Bruno Schwarz
Meandry i wyzwania
Siedzieli na brzegu rzeki w miejscu, gdzie koryto wygina się tworząc pętlę. On patrzył gdzieś daleko przed siebie, a ona była skupiona na tym, co jest tu i teraz.
- Uciekające myśli skaczą z kamienia na kamień i gubią cały porządek działań – westchnął kudłaty chłopak, obserwując spokojny nurt. – W roztargnieniu zapominam, że tam oto jest drugi brzeg, a tutaj gubi się mój czas.

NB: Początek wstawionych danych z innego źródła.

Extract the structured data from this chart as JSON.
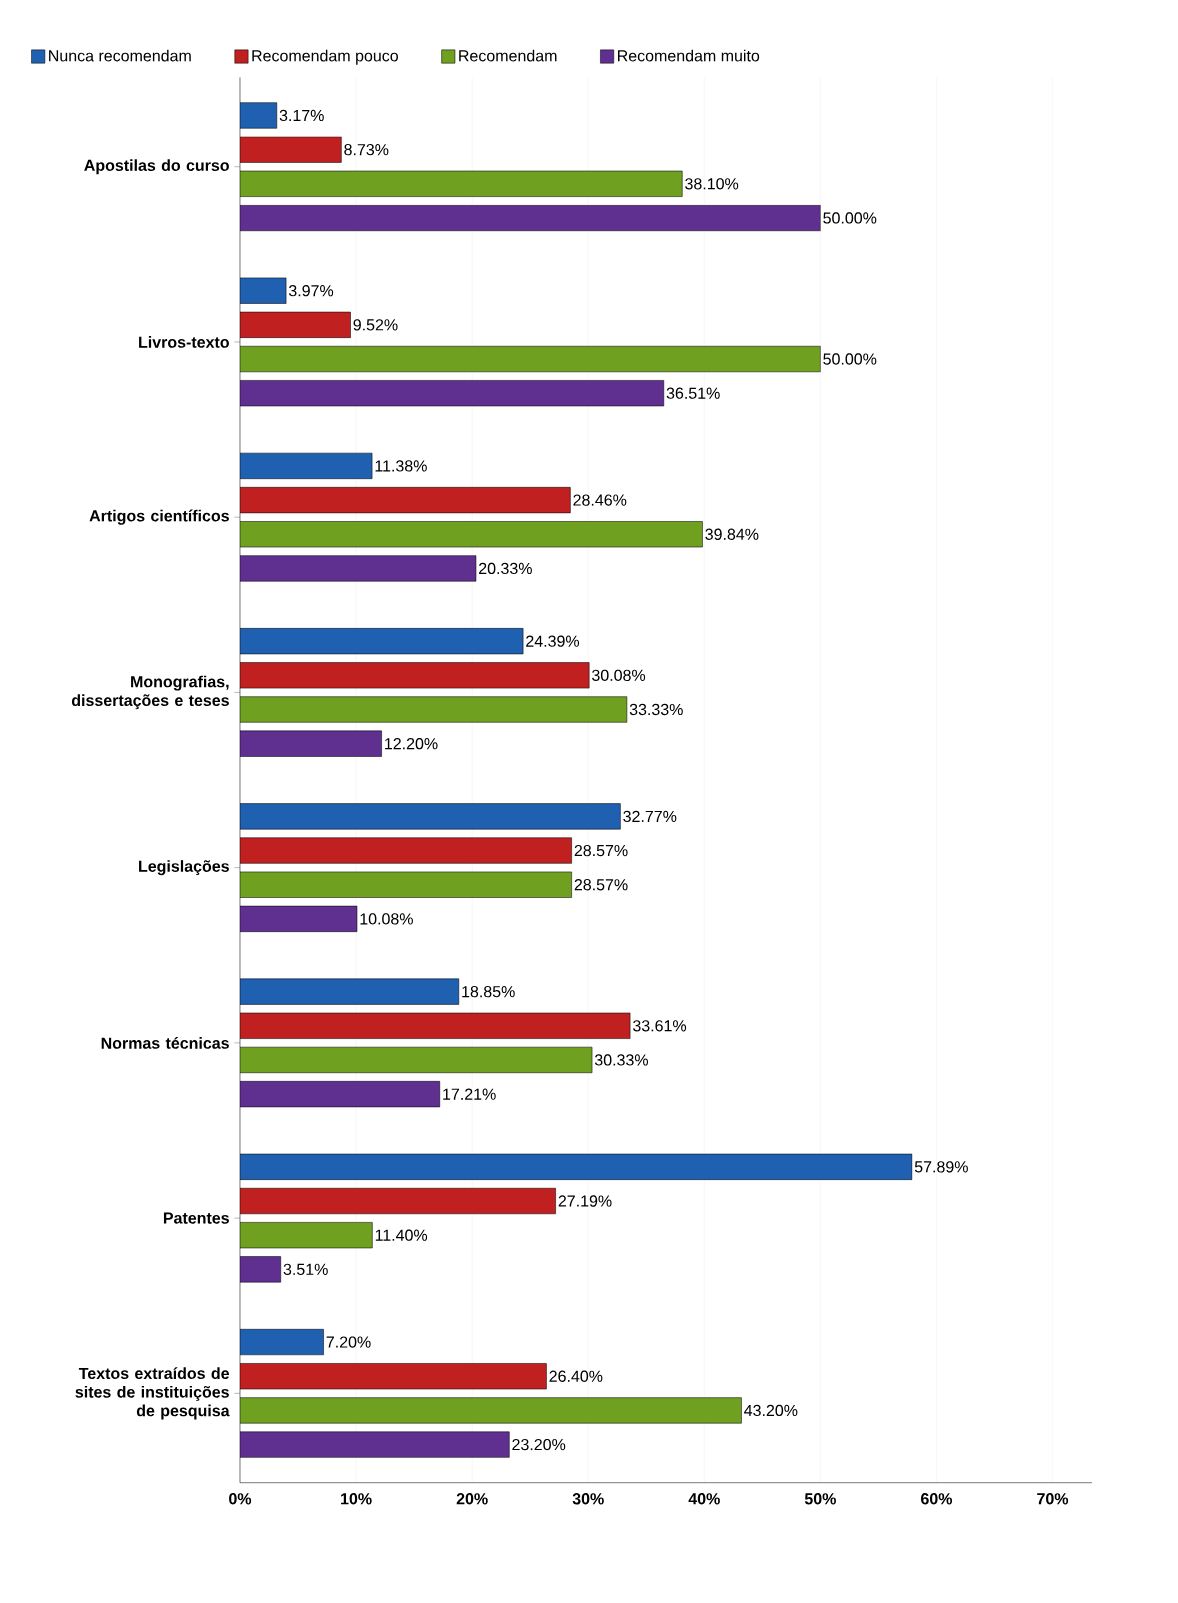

- Bo wypuszczasz kolejne słowa, które odbijają się jak kaczki i znikają, kiedy uwaga przerzuca się na coś innego – odpowiedziała największa miłość jego życia, która wiła sobie wianek z mlecza.
- Przez jej deficyt nie umiem wyznać miłości, bo kocham bez biernika brzmi dziwnie – rzekł kudłaty chłopak zerkając na dziewczynę.
- Musisz uwierzyć w swój martwy język. – Zachichotała miłość. - W mlaskanie, chłeptanie i zwijanie w trąbkę.
- A czy wiesz, że w mieście aż huczy od plotek, że jeszcze będzie przepięknie lub cudownie?! – ożywił się kudłaty chłopak.
Komentarze
Bruno Schwarz
październik 04, 2017 15:15
Dzięki!
aidegaart
październik 04, 2017 15:02
jak zwykle z przyjemnoscia czytam Twoj tekst
pozdrawiam
w.l.d.
październik 04, 2017 14:47
nie mam już czasu, ale o to mi chodzi,
po co pisać, że koryto się wygina tworząc pętlę
więsz jakie to by musiało być wygięcie? :P po prostu tak się nie mówi, a i tekstowi niczego nie dodaje (prócz dziwności)
ale jeśli rzeka zakręca tak, że tworzy pętlę, to uwierz - czytelnikowi ładnie się otwiera.
przy okazji doprecyzuję, że lanie wody to takie, gdy on patrzył gdzieś daleko i jednocześnie obserwowuje spokojny nurt.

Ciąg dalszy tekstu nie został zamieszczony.